- Written by: Orson Welles
- Directed by: Orson Welles
- Starring: Orson Welles; Angie Dickinson; Gary Graver; Roger Hill;
- Country of origin: United States
- Original language: English

Production
- Producers: Orson Welles; Stefan Drössler (reconstruction supervisor);
- Cinematography: Gary Graver; Tim Suhrstedt;
- Running time: 27 minutes

= Orson Welles' Magic Show =

Orson Welles' Magic Show is an unfinished television special by Orson Welles, filmed between 1976 and 1985. In it, Welles performs various magic tricks for the camera, promising that no trick photography is used.

Welles had a lifelong interest in magic, having been taught his first magic tricks by Harry Houdini in the 1920s, when Welles was still a boy.
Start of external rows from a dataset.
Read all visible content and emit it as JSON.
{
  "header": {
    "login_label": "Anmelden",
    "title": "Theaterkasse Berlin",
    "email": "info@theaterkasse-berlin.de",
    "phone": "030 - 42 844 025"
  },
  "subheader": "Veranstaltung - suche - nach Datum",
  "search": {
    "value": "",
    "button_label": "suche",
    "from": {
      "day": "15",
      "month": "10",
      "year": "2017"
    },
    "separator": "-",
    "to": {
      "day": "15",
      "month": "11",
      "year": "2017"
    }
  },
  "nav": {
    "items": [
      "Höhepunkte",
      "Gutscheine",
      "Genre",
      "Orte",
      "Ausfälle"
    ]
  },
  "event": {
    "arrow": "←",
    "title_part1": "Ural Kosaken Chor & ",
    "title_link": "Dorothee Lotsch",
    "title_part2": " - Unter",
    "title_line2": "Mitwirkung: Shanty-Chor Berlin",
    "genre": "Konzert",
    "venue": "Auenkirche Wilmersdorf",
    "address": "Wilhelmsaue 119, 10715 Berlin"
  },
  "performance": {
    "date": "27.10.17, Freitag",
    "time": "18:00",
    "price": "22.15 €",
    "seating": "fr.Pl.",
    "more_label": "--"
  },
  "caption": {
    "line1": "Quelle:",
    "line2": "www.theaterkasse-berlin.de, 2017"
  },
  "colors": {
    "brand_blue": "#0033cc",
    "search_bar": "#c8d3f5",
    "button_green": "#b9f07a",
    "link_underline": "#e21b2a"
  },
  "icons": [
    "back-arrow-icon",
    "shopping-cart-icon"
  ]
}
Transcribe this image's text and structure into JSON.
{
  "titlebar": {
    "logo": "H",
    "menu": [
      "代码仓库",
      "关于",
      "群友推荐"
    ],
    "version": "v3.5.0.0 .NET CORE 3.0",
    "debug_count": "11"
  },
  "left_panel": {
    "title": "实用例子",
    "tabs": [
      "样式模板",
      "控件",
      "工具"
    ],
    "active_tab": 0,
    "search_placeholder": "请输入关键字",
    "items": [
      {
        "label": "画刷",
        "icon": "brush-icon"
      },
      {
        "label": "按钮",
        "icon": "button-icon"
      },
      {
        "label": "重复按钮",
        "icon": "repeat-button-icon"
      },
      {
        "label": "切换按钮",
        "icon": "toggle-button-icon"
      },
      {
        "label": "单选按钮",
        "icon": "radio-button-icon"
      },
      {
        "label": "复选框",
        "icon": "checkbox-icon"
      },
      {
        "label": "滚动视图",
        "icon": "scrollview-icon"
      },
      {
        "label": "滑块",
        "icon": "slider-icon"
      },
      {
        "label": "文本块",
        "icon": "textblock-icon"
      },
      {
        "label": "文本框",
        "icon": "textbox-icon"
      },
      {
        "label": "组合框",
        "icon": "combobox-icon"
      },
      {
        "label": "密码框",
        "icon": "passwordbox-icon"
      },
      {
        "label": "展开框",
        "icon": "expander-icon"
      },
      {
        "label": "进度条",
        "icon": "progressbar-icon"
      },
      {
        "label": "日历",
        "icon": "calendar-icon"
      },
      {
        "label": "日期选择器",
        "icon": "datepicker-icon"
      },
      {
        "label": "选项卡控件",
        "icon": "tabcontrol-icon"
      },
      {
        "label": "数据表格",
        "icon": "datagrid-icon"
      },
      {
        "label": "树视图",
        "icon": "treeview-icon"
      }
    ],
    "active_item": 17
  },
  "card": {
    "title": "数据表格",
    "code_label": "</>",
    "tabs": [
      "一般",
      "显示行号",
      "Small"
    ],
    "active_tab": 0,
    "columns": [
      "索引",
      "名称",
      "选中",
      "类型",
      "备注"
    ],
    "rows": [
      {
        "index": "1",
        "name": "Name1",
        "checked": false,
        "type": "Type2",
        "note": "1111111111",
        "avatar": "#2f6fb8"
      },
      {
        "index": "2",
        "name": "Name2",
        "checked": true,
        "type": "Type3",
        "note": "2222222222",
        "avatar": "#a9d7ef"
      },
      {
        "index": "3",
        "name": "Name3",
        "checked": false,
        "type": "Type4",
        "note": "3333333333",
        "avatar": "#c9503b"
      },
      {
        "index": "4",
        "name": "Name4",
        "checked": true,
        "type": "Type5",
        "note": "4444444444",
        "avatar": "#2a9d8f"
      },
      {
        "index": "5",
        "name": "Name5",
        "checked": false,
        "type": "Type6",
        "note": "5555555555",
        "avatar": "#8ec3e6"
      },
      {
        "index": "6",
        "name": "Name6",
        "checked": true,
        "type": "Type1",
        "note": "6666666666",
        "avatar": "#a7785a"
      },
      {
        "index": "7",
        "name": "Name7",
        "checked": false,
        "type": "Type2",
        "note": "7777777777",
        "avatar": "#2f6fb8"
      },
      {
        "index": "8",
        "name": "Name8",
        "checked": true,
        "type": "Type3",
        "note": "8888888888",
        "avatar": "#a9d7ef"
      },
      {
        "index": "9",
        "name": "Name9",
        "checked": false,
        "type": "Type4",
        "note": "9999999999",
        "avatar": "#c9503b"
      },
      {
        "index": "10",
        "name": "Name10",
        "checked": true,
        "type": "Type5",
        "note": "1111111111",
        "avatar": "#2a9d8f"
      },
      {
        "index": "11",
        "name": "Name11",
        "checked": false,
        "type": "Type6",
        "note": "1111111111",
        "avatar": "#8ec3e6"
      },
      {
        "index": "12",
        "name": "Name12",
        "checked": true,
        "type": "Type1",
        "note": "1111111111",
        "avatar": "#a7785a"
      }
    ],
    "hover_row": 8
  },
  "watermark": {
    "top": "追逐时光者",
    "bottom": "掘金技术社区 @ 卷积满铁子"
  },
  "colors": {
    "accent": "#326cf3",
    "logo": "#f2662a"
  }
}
He had already demonstrated his magic tricks in a number of films and television programmes including Follow the Boys (1944), Magic Trick (1953), Casino Royale (1967), and on his own unsuccessful 1979 pilot for The Orson Welles Show.

After Orson Welles' death in 1985, all of his unfinished films were bequeathed to his long-term companion and mistress Oja Kodar, and she in turn donated many of them (including Orson Welles' Magic Show) to the Munich Film Museum for preservation and restoration. In 2000, the Munich Film Museum then edited together the complete footage into a 27-minute cut, which has subsequently been screened at numerous film festivals.

The restored footage has never been released on video or DVD.